Рузавин захлопал глазами и с досадой хлопнул себя по лбу:
– Да я как-то и не подумал!
– Вот! – торжествующе воскликнула Вера. – А ты подумай! Подумай и спроси: чья ты, мол, Маша? А то не жена, а кот в мешке, – повторила она слова своей престарелой матери и тут же расстроилась, потому что увидела, что у брата испортилось настроение. – Ты это, Кость, не надо, не обижайся. Я б и не спросила, мама вот очень волнуется: как? чего? Мне-то как скажешь: надо, значит, надо.
Хотела было Вера напроситься на встречу с будущей женой брата, да не осмелилась – и так больно много наговорила, хоть и молчунья. Уехала, так и не выполнив материнского задания – посмотреть, разузнать, Косте жизнь облегчить.

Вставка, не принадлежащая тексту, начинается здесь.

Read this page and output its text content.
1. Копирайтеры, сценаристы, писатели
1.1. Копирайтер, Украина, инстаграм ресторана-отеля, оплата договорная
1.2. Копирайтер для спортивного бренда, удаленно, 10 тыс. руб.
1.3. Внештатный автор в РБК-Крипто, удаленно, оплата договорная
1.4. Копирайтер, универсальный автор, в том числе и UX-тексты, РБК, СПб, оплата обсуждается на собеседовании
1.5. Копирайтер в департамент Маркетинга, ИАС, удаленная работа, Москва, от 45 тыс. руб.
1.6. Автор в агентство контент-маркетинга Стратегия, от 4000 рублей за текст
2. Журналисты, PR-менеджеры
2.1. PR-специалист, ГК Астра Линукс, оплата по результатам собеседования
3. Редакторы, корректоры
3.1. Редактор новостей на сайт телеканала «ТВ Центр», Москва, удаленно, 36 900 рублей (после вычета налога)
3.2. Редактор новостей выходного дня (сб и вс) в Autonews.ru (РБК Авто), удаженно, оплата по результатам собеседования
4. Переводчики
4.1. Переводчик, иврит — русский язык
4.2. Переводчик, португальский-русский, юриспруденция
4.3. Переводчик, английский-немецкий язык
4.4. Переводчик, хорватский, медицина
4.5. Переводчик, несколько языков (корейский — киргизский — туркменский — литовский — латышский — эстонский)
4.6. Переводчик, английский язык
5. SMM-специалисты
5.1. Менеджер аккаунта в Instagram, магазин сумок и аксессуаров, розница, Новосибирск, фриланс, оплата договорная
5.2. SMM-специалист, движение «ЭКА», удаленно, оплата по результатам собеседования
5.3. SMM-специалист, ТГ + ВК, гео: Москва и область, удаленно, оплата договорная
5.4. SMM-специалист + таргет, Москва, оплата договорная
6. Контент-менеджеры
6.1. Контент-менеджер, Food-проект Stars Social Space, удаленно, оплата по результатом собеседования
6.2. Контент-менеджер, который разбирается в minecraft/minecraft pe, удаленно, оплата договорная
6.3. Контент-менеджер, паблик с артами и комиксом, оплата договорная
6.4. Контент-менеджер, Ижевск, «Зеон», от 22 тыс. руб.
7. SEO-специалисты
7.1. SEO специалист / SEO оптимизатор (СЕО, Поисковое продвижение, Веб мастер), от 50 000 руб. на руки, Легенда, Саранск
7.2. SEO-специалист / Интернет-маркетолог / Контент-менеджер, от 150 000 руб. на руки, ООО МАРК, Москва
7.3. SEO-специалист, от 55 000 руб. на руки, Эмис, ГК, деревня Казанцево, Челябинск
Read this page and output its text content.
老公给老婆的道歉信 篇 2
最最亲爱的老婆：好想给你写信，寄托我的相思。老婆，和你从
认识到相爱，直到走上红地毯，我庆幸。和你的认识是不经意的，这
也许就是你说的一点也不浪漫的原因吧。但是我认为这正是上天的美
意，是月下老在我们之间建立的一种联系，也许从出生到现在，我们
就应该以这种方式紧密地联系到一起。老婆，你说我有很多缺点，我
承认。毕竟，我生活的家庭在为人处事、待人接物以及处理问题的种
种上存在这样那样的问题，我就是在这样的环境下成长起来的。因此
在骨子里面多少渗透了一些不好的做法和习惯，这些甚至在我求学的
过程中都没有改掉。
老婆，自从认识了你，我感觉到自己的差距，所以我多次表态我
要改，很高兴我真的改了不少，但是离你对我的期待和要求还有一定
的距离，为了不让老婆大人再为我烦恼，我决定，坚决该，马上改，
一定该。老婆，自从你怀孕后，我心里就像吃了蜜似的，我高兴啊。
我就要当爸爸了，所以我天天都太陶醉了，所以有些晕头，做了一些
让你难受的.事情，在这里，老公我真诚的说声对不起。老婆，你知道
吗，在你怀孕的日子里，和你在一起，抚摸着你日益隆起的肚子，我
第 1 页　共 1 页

Да и облегчения-то особенного не получилось: наоборот, похоже, растревожился Рузавин, задумался и нечаянно заснул в ожидании возлюбленной.
В Костином сне звучала музыка – та самая, что в каждом аккорде ему мерещилась и за собой звала Машенькиным голосом: «Пойдем со мной… Со мной – счастье… Ты и я… Больше никто не нужен…» «Никто!» – подумал Костя и проснулся в залитой солнцем комнате. На подоконнике сидела, обняв колени, материализовавшаяся из сна возлюбленная.
– Пришла? – выпрыгнуло из груди Костино сердце и поскакало к Машенькиным ногам.
Даже головы она не повернула, только губы поджала.
– Давно сидишь? – поинтересовался Костя и с силой потер глаза – вдруг мерещится.
Снова не ответила ему возлюбленная. Даже бровью не повела.
– Чего ты? – поднялся Костя и шагом преодолел разделяющее его с нею пространство. – Случилось что?
Приоткрыла свои стрекозиные глаза Машенька, ресницами хлопнула и строго на будущего мужа посмотрела, в ту самую его глубину, в которую он и сам не заглядывал:
– Кто у тебя был?
– Никто, – отрекся от сестры Рузавин, словно запамятовал об ее визите.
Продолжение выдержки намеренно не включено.